In an article published in honor of the exhibition "Shaping Memory," which was displayed three years ago at the Ascola gallery in Tel Aviv, cultural expert Sigal Barnir wrote that "this forest that has today become our `natural' landscape, covers over the landscape encountered by the first Zionists when they arrived in Israel, the landscape that Ben-Gurion called the shame of the wilderness - a landscape that was foreign to them, threatening, disappointing. This feeling of foreignness was in contradiction to the feeling that this place has always belonged to the Jewish people, and still does. The afforestation activity played a central role in forming a new identity for the place, while erasing and ignoring the Palestinian landscape and texture of life. While the forests covered natural landscape and left no reminder or remainder of the villages that had been erased, they were turned into a collective Jewish memorial space."

Perpetuating memory in forests, says Barnir during a walk in the JNF forests in honor of Tu Bishvat - forests that seemed enchanted, as in a Northern European fairy tale, rising above a white cloud that floated over the hills - is a Jewish-Israeli phenomenon.
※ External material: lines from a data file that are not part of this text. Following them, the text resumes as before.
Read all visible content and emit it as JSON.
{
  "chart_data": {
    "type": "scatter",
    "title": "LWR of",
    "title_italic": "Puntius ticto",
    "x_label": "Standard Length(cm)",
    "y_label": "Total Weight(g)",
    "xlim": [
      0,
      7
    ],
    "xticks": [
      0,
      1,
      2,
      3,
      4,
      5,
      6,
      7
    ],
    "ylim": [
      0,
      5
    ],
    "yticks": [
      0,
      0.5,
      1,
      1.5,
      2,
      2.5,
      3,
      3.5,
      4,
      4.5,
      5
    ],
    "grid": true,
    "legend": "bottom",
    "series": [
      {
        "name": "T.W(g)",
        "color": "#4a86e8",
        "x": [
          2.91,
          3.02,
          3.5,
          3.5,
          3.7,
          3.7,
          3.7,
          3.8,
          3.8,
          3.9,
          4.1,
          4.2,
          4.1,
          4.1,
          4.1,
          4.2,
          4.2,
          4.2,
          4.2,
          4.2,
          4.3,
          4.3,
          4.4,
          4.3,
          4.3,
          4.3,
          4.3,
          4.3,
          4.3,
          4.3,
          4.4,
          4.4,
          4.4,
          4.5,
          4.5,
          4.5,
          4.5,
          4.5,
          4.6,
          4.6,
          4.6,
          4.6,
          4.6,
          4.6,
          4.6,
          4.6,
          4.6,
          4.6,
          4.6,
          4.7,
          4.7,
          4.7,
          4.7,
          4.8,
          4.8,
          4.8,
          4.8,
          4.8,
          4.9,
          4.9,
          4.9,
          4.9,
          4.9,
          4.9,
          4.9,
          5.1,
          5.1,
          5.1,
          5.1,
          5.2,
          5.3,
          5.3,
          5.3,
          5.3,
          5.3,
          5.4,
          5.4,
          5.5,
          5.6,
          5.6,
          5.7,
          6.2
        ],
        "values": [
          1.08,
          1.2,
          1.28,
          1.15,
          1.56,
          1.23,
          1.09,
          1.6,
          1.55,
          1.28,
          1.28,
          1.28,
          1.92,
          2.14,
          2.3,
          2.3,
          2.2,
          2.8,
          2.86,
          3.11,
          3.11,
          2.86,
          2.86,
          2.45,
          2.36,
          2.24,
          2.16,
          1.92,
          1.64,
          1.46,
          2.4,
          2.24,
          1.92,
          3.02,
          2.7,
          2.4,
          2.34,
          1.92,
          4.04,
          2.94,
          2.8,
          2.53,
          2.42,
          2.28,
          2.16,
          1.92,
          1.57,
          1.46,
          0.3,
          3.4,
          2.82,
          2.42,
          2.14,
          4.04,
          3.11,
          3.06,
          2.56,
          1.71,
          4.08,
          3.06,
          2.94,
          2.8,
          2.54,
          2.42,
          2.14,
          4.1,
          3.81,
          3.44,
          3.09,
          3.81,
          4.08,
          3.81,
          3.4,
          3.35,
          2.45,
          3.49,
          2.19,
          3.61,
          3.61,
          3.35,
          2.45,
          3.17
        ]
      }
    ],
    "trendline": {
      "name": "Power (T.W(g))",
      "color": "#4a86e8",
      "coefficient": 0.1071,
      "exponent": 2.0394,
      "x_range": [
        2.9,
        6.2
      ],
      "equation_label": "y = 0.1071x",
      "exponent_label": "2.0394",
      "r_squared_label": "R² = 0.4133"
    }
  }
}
It has few precedents of similar dimensions anywhere in the world - with the ironic exception of Germany after World War I. Barnir wrote her article about perpetuating memory in the JNF forests during Israel's 50th anniversary year, a year particularly fraught with memorialization. She ended it with these words: "On the personal level, the desire to be memorialized in a forest is understandable. But we have to reexamine the significance of the experience of memorializing and of death in the forest, which casts a shadow over the feeling of freedom of being out in the open spaces. When we create a public space that is sanctified and dedicated [to the dead], aren't we denying ourselves the possibility of a normal life of tranquillity in nature, of peace?"